J: Yea, if you feel like shit when you look at a model then obviously you've got your own issues anyway. That's going to look really bad in your magazine.

CS: It's a fair point, people are always pointing at fashion magazines as a cause of eating disorders, but I think you'd have to be already vulnerable to that sort of mental illness to...

J: Well, it's not like looking at skinny models gives people eating disorders. Anorexic people who look to models for inspiration usually already have the disorder, not before.

CS: But I guess that's a way in which fashion is unique as an art form because it's something that people interact with every single day, as opposed to a painting on a wall where people can look at it and know that it's not reality but when it's clothes, the borders between fantasy and reality get taken down.

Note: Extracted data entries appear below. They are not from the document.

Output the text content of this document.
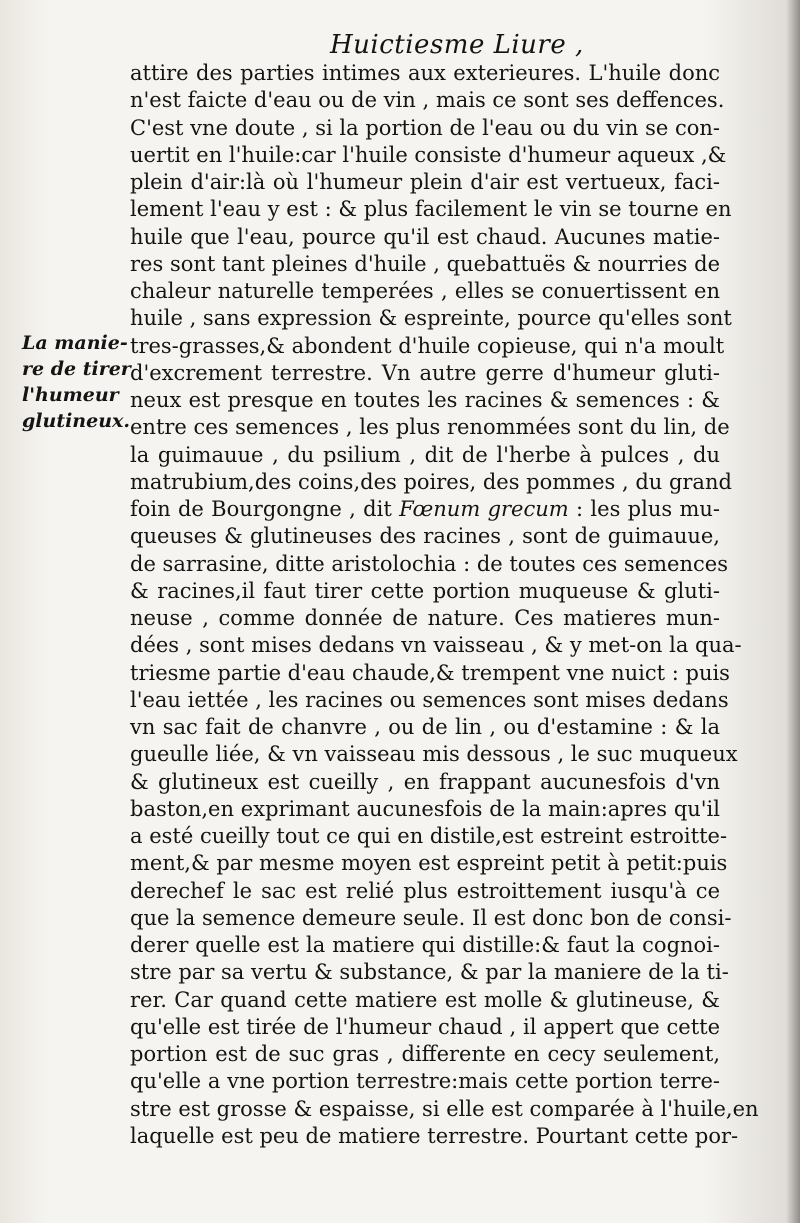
Huictiesme Liure ,
La manie-
re de tirer
l'humeur
glutineux.
attire des parties intimes aux exterieures. L'huile donc
n'est faicte d'eau ou de vin , mais ce sont ses deffences.
C'est vne doute , si la portion de l'eau ou du vin se con-
uertit en l'huile:car l'huile consiste d'humeur aqueux ,&
plein d'air:là où l'humeur plein d'air est vertueux, faci-
lement l'eau y est : & plus facilement le vin se tourne en
huile que l'eau, pource qu'il est chaud. Aucunes matie-
res sont tant pleines d'huile , quebattuës & nourries de
chaleur naturelle temperées , elles se conuertissent en
huile , sans expression & espreinte, pource qu'elles sont
tres-grasses,& abondent d'huile copieuse, qui n'a moult
d'excrement terrestre. Vn autre gerre d'humeur gluti-
neux est presque en toutes les racines & semences : &
entre ces semences , les plus renommées sont du lin, de
la guimauue , du psilium , dit de l'herbe à pulces , du
matrubium,des coins,des poires, des pommes , du grand
foin de Bourgongne , dit Fœnum grecum : les plus mu-
queuses & glutineuses des racines , sont de guimauue,
de sarrasine, ditte aristolochia : de toutes ces semences
& racines,il faut tirer cette portion muqueuse & gluti-
neuse , comme donnée de nature. Ces matieres mun-
dées , sont mises dedans vn vaisseau , & y met-on la qua-
triesme partie d'eau chaude,& trempent vne nuict : puis
l'eau iettée , les racines ou semences sont mises dedans
vn sac fait de chanvre , ou de lin , ou d'estamine : & la
gueulle liée, & vn vaisseau mis dessous , le suc muqueux
& glutineux est cueilly , en frappant aucunesfois d'vn
baston,en exprimant aucunesfois de la main:apres qu'il
a esté cueilly tout ce qui en distile,est estreint estroitte-
ment,& par mesme moyen est espreint petit à petit:puis
derechef le sac est relié plus estroittement iusqu'à ce
que la semence demeure seule. Il est donc bon de consi-
derer quelle est la matiere qui distille:& faut la cognoi-
stre par sa vertu & substance, & par la maniere de la ti-
rer. Car quand cette matiere est molle & glutineuse, &
qu'elle est tirée de l'humeur chaud , il appert que cette
portion est de suc gras , differente en cecy seulement,
qu'elle a vne portion terrestre:mais cette portion terre-
stre est grosse & espaisse, si elle est comparée à l'huile,en
laquelle est peu de matiere terrestre. Pourtant cette por-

J: Yea, that's exactly it because there's a person there that they can kind of relate to. You can look at a painting and think, 'That's really really beautiful' but that doesn't get the same kind of hype as when you look at a model in a beautiful gown or something like that. It doesn't get looked at in the same way.

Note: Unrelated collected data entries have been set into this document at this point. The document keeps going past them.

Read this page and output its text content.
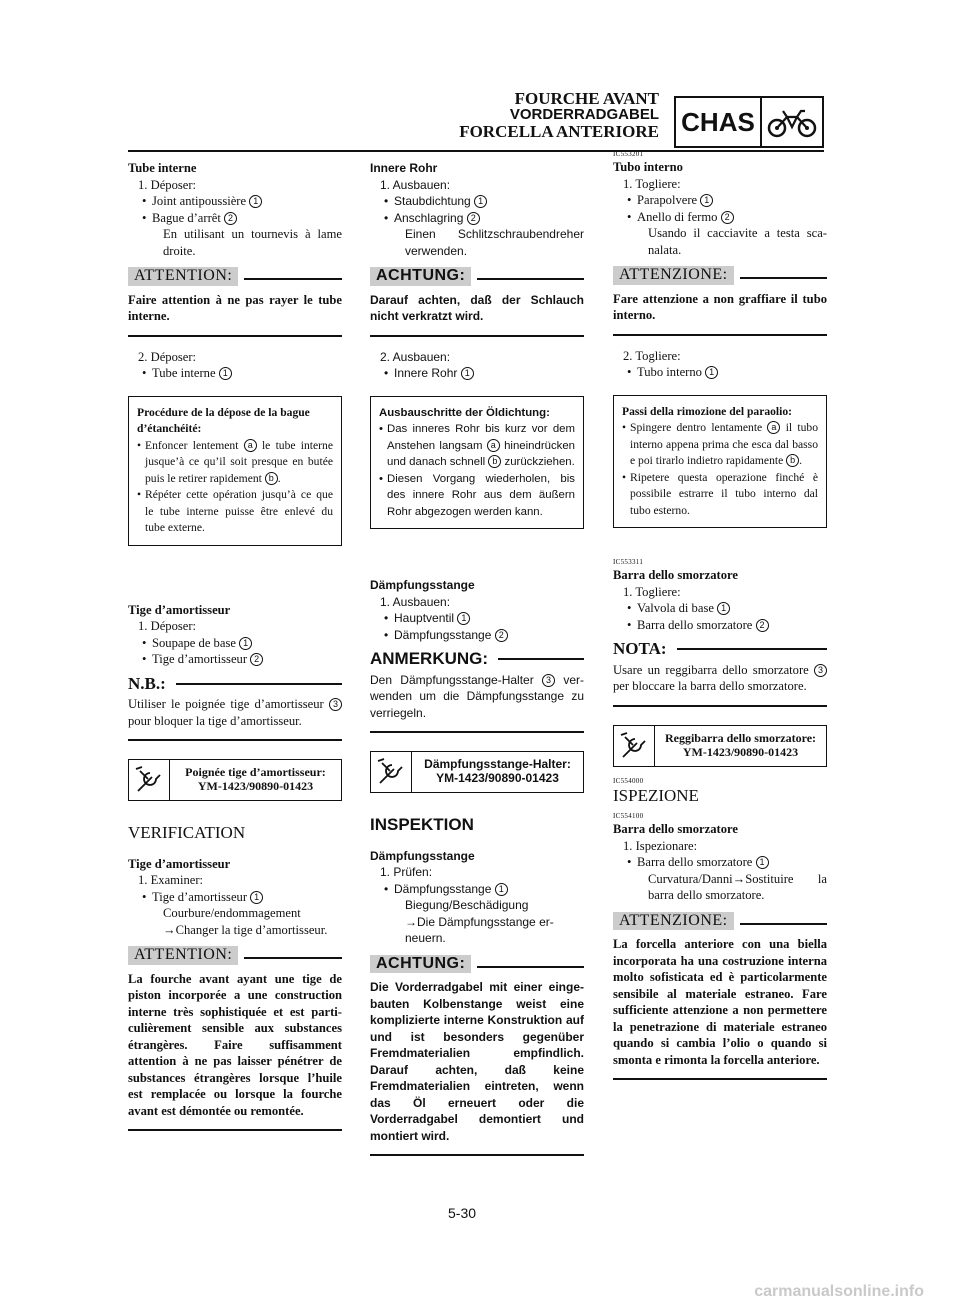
FOURCHE AVANT
VORDERRADGABEL
FORCELLA ANTERIORE CHAS
Tube interne
1. Déposer:
• Joint antipoussière 1
• Bague d’arrêt 2
En utilisant un tournevis à lame droite.
ATTENTION:
Faire attention à ne pas rayer le tube interne.
2. Déposer:
• Tube interne 1
Procédure de la dépose de la bague d’étanchéité:
• Enfoncer lentement a le tube interne jusque’à ce qu’il soit presque en butée puis le retirer rapidement b .
• Répéter cette opération jusqu’à ce que le tube interne puisse être enlevé du tube externe.
Tige d’amortisseur
1. Déposer:
• Soupape de base 1
• Tige d’amortisseur 2
N.B.:
Utiliser le poignée tige d’amortisseur 3 pour bloquer la tige d’amortisseur.
Poignée tige d’amortisseur:
YM-1423/90890-01423
VERIFICATION
Tige d’amortisseur
1. Examiner:
• Tige d’amortisseur 1
Courbure/endommagement
→Changer la tige d’amortisseur.
ATTENTION:
La fourche avant ayant une tige de piston incorporée a une construction interne très sophistiquée et est particulièrement sensible aux substances étrangères. Faire suffisamment attention à ne pas laisser pénétrer de substances étrangères lorsque l’huile est remplacée ou lorsque la fourche avant est démontée ou remontée.
Innere Rohr
1. Ausbauen:
• Staubdichtung 1
• Anschlagring 2
Einen Schlitzschraubendreher verwenden.
ACHTUNG:
Darauf achten, daß der Schlauch nicht verkratzt wird.
2. Ausbauen:
• Innere Rohr 1
Ausbauschritte der Öldichtung:
• Das inneres Rohr bis kurz vor dem Anstehen langsam a hineindrücken und danach schnell b zurückziehen.
• Diesen Vorgang wiederholen, bis des innere Rohr aus dem äußern Rohr abgezogen werden kann.
Dämpfungsstange
1. Ausbauen:
• Hauptventil 1
• Dämpfungsstange 2
ANMERKUNG:
Den Dämpfungsstange-Halter 3 verwenden um die Dämpfungsstange zu verriegeln.
Dämpfungsstange-Halter:
YM-1423/90890-01423
INSPEKTION
Dämpfungsstange
1. Prüfen:
• Dämpfungsstange 1
Biegung/Beschädigung
→Die Dämpfungsstange erneuern.
ACHTUNG:
Die Vorderradgabel mit einer eingebauten Kolbenstange weist eine komplizierte interne Konstruktion auf und ist besonders gegenüber Fremdmaterialien empfindlich. Darauf achten, daß keine Fremdmaterialien eintreten, wenn das Öl erneuert oder die Vorderradgabel demontiert und montiert wird.
IC553201
Tubo interno
1. Togliere:
• Parapolvere 1
• Anello di fermo 2
Usando il cacciavite a testa scanalata.
ATTENZIONE:
Fare attenzione a non graffiare il tubo interno.
2. Togliere:
• Tubo interno 1
Passi della rimozione del paraolio:
• Spingere dentro lentamente a il tubo interno appena prima che esca dal basso e poi tirarlo indietro rapidamente b .
• Ripetere questa operazione finché è possibile estrarre il tubo interno dal tubo esterno.
IC553311
Barra dello smorzatore
1. Togliere:
• Valvola di base 1
• Barra dello smorzatore 2
NOTA:
Usare un reggibarra dello smorzatore 3 per bloccare la barra dello smorzatore.
Reggibarra dello smorzatore:
YM-1423/90890-01423
IC554000
ISPEZIONE
IC554100
Barra dello smorzatore
1. Ispezionare:
• Barra dello smorzatore 1
Curvatura/Danni→Sostituire la barra dello smorzatore.
ATTENZIONE:
La forcella anteriore con una biella incorporata ha una costruzione interna molto sofisticata ed è particolarmente sensibile al materiale estraneo. Fare sufficiente attenzione a non permettere la penetrazione di materiale estraneo quando si cambia l’olio o quando si smonta e rimonta la forcella anteriore.
5-30
carmanualsonline.info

CS: Did you watch the Oscars?

J: Yea, I watched the Oscars. But I haven't seen all of the gowns yet, I really want to see all the gowns. But from what I saw, I was fairly disappointed.

CS: Yea, the clothes at the Oscars always kind of safe.

J: Like, ugly. Ugly ugly ugly ugly gowns. And I just fucking hate that Sandra Bullock won Best Actress. She's a shit actress! She did Miss Congeniality!

CS: She did Miss Congeniality 2, for that matter.

J: Yea, and that!

CS: But The Blind Side is totally racist. It's like Harry And the Hendersons except the monster is a black dude.

J: Really? Fuck that. I never saw it.

CS: But Carey Mulligan's dress was really cool. She was wearing this black dress that looked like it had a bunch of bead work at the front, but it was actually covered in tiny little kitchen utensils. Like, little scissors and spoons and knives and stuff.

J: That's so cute!

CS: I don't know who the designer was though, I can't remember.

J: Probably someone awesome.

CS: Probably. So... Anna said you've been doing a lot of photography lately.

J: Yea, I have been doing photography. I took a class. And I've been trying to get my skills up so I can document my work better.

CS: What are your thoughts about fashion photography? Do you think it's able to do justice to the clothes?

J: Well, I use photography as a way to document my pieces of art and I think it definitely adds something to the piece, like when you have a dress by itself it talks only of clothing. But when you photograph it, you can give it an entirely new perspective to the clothes.

CS: I think it's a good way to give it some context.

J: Yea, Exactly. Exactly. It puts it in context. When you do runway, some designers – especially for couture – change the runway, and make it completely different. Like Chanel last season, they did it in all this hay and had this big construction in the middle that they walked around...

CS: Yea, I saw that. Vivienne Westwood did the same thing didn't she? With the hay?

J: Yea.

CS: But... I didn't really like those clothes.

J: Me neither, I'm not really a fan of Chanel. But that was the best example I could think. Or, if you look at – I think it was 1999? - McQueen had that girl in the white dress?

CS: Oh, spinning around? That was Kate Moss, I think.

J: Mmmm... Was it Kate Moss?

CS: I think so. I watched the video again after I found out that he'd died.

J: Yea. Well, that just added an entirely new perspective like, you'd just had a chill breath before the walking down the runway. It's something soft and beautiful. Plus, it was a fucking awesome idea.


... This is the point where my dictaphone's battery died. Which is unfortunate because we went on to have a really serious conversation about the ethics of fashion. We really did, I swear.